Coach Rick Hall describes this year’s team as a “close knit group,” from “the kids that start and the kids that come off the bench.” Sophomore outside hitter Viktoria Farian was even named the PSAC Athlete of the Year in both her freshman and sophomore year.

Hall attributes this bond to the team’s recent success. “Of course, the passing of Maggie Murray has made us a lot closer also as a team,” he added.

Murray, former volleyball captain and recent SHU graduate, passed away this September. Her loss deeply affected the members of the university.

“For each game, we have blue warmup shirts that have her name and number on the back of them,” Fleury said. “And during the game, we have written on our left leg, ‘Play for Mags’ with the number four.” A blue bow with “M.M.” adorns each girl’s shoe, and pictures of Murray hang in the gym and locker room.

In honor of her memory, St. Joseph’s chapel held a memorial service and the volleyball team had a whiteout game. The Honors Community created the #kindnessforMaggie project, where students were invited to come up with random acts of kindness they could do in Murray’s memory and either write it down to place in a box in the Honors Lounge or tag it online with #kindnessforMaggie.

Outside hitter Viktoria Farian spikes the ball over the net, while teammate Lauren Nelson cheers her on. Photo from SHU Athletics.

“We were all very close to Maggie,” Hall said. “What it did was really mature the girls in a quick fashion.
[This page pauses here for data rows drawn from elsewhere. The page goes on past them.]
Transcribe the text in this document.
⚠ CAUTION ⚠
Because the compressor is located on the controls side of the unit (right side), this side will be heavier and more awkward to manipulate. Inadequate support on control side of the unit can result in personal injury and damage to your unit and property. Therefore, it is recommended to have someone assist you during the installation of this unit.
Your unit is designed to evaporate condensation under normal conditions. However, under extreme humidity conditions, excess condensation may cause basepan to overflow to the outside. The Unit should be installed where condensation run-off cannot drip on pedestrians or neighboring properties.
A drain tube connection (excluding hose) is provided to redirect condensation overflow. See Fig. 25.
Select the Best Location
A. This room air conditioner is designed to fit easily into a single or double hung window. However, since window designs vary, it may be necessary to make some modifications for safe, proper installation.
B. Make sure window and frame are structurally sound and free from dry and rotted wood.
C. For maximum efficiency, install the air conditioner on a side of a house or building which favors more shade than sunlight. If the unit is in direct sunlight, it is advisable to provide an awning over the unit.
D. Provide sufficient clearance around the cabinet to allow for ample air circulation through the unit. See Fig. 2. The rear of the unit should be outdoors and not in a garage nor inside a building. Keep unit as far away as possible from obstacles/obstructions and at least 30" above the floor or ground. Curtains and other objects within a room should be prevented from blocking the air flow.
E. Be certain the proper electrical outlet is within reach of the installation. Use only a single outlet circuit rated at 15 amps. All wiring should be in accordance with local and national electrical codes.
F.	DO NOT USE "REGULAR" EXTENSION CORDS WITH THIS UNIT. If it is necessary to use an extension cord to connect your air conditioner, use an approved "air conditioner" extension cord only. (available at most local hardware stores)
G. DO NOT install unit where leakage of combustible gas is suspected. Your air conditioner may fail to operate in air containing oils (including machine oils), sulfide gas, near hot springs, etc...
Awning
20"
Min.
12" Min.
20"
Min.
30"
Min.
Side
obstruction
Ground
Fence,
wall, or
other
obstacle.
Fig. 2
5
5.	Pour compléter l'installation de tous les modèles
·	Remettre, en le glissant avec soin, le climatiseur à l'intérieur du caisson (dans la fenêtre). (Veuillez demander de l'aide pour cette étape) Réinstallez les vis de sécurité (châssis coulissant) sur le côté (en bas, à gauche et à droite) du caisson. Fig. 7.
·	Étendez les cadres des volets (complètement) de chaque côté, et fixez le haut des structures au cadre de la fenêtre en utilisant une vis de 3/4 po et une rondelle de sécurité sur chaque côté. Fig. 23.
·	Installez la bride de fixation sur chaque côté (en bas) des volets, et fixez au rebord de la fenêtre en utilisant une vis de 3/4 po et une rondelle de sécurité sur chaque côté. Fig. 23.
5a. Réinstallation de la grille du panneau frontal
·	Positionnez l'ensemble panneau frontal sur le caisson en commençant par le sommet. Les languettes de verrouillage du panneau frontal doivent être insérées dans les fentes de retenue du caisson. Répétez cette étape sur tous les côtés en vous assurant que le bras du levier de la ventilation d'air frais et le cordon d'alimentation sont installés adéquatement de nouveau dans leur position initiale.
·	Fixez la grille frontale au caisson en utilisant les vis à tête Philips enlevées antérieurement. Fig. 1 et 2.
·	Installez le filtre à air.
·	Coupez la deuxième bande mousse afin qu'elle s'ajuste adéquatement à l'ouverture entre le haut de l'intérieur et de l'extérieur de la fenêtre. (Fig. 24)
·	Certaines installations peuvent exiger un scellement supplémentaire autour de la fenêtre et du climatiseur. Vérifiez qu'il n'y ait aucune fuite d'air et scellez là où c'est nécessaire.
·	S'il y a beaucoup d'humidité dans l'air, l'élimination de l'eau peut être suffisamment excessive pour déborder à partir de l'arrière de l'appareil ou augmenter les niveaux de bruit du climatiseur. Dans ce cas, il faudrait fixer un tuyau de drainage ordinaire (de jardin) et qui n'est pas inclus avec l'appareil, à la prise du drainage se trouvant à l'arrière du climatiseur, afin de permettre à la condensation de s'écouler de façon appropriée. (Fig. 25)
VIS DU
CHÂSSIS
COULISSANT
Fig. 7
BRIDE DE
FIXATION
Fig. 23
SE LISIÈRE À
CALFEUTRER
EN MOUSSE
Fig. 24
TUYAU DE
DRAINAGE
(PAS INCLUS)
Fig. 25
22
It was one hell of a life lesson.”

This is why, Hall said, he believes the team is working harder in her memory. “She’s helping us even though she’s not here on this earth,” he said.

This is Hall’s 34th season coaching at SHU. He has led the Griffin volleyball team to over 700 victories. Throughout the years, Hall still loves the game and what it offers the students who play.

“It’s a sport where if you don’t quit, you always have a chance,” he said. The Griffins’ perseverance led them far this season, and the teammates benefit in more than just winning games.

“Making connections with your teammates and enjoying the people you work with or play with is really important,” Sabol said.

“My goals for every team that I coach is to make sure that these girls get a great education, take a step in the right direction once they get out of here and learn that competition is a part of life,” Hall said.